This collection of essays on the stepchild of Indian film, the documentary, unspools like a full-length feature

Reflecting on the documentary renders an opportunity to link the sociology of knowledge with the field of communication. In doing so, three dimensions could be explored: influences on the production of documentaries (the ways of producing such knowledge), issues of language and style of expression (forms of informing), and the interpretive aspects of narrative structures (forms of understanding).

The bulk of the essays in Double Take are occupied with the first dimension. They shift from the fragmented but insightful experiences of a sound recordist, to a director's interaction with funders and buyers where contrasting values are playfully foregrounded, to a cinematographer's affirmation for distinct documentary approach (this last carelessly diluted by arbitrarily chosen film stills instead of ones illustrating the author's convictions). The richness of these personal narratives apart, the anthology's mosaic character might have been enhanced by the odd musing on how one such 'specialist' views the work of another.

The latter two dimensions are addressed in passing, most eminently in a contribution that explores the truth-reality dualism, not only across the documentary-fiction divide but also in relation to the possibilities yielded by different typologies of the documentary. Among those incorporating all three dimensions, the second essay reiterates the early '70s notion that documentaries should portray, besides an expose, an argument for the reasons underlying reality. Two essays later, this sensibility is echoed while enumerating the process of excavating the fragments that constitute the raw material of a film. The notion of "looking again" (like "double take" itself) is put forward to convey the essence of documentary making and viewing, in equal measure. It would have benefited if the conception of "looking again" recognised our sweeping encounters with media-culture today.

Part thinkbook, part textbook, the collection is dotted with contrasting expectations of the documentary form - the search for "clean" sound clashing with the "need for a certain rough edge" in visuals. It impels one to question the very rationale of the documentary form being moulded by a pre-determined aesthetic. The arrangement of the essays mimics the filmmaking process - beginning with an overview by the experiment's commissioning editor and ending with fragmentary thoughts on viewership.

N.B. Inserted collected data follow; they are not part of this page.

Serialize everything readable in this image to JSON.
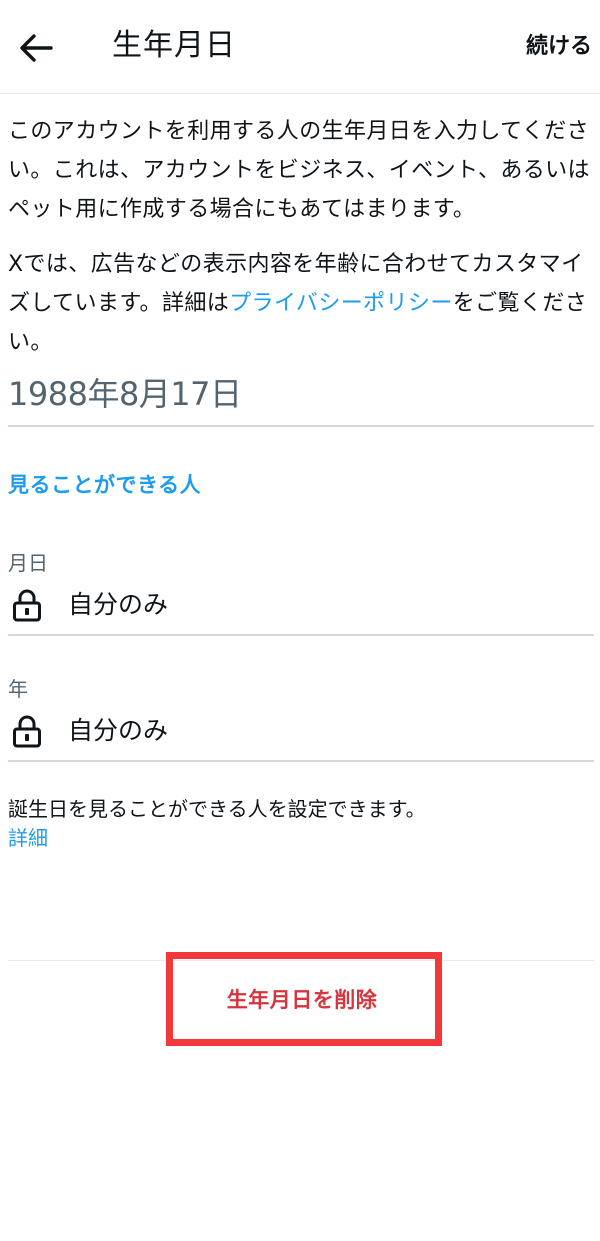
{
  "header": {
    "title": "生年月日",
    "continue_label": "続ける",
    "back_icon": "arrow-left-icon"
  },
  "description": {
    "paragraph1": "このアカウントを利用する人の生年月日を入力してください。これは、アカウントをビジネス、イベント、あるいはペット用に作成する場合にもあてはまります。",
    "paragraph2_before": "Xでは、広告などの表示内容を年齢に合わせてカスタマイズしています。詳細は",
    "paragraph2_link": "プライバシーポリシー",
    "paragraph2_after": "をご覧ください。"
  },
  "birthdate": {
    "value": "1988年8月17日"
  },
  "visibility": {
    "heading": "見ることができる人",
    "rows": [
      {
        "label": "月日",
        "value": "自分のみ",
        "icon": "lock-icon"
      },
      {
        "label": "年",
        "value": "自分のみ",
        "icon": "lock-icon"
      }
    ],
    "note": "誕生日を見ることができる人を設定できます。",
    "note_link": "詳細"
  },
  "footer": {
    "delete_label": "生年月日を削除"
  },
  "colors": {
    "link": "#1d9bf0",
    "delete": "#d8343d",
    "highlight_box": "#f2383a",
    "muted_text": "#536471"
  }
}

Interestingly, while marketing diktats have ruptured this process in Bollywood, its linearity is also dislocated in the 'activist' documentary. The latter, embracing many of the documentaries currently being made, are significant for their engagement with local contexts and, often immediate, concerns. Ignoring these in this anthology has resulted in the domain of 'the documentary' being explored to be narrow, occasionally even "monologic", to borrow a contributor's description of metropolitan intellectual culture.

The issue is not whether the preoccupations of "activist" documentary makers are similar to those of "professional" filmmakers. But Double Take wastes an opportunity to critically involve a film practice that is constrained by circumstances similar to those implicitly challenged in these essays, circumstances that impinge on the larger quest for a documentary space in India.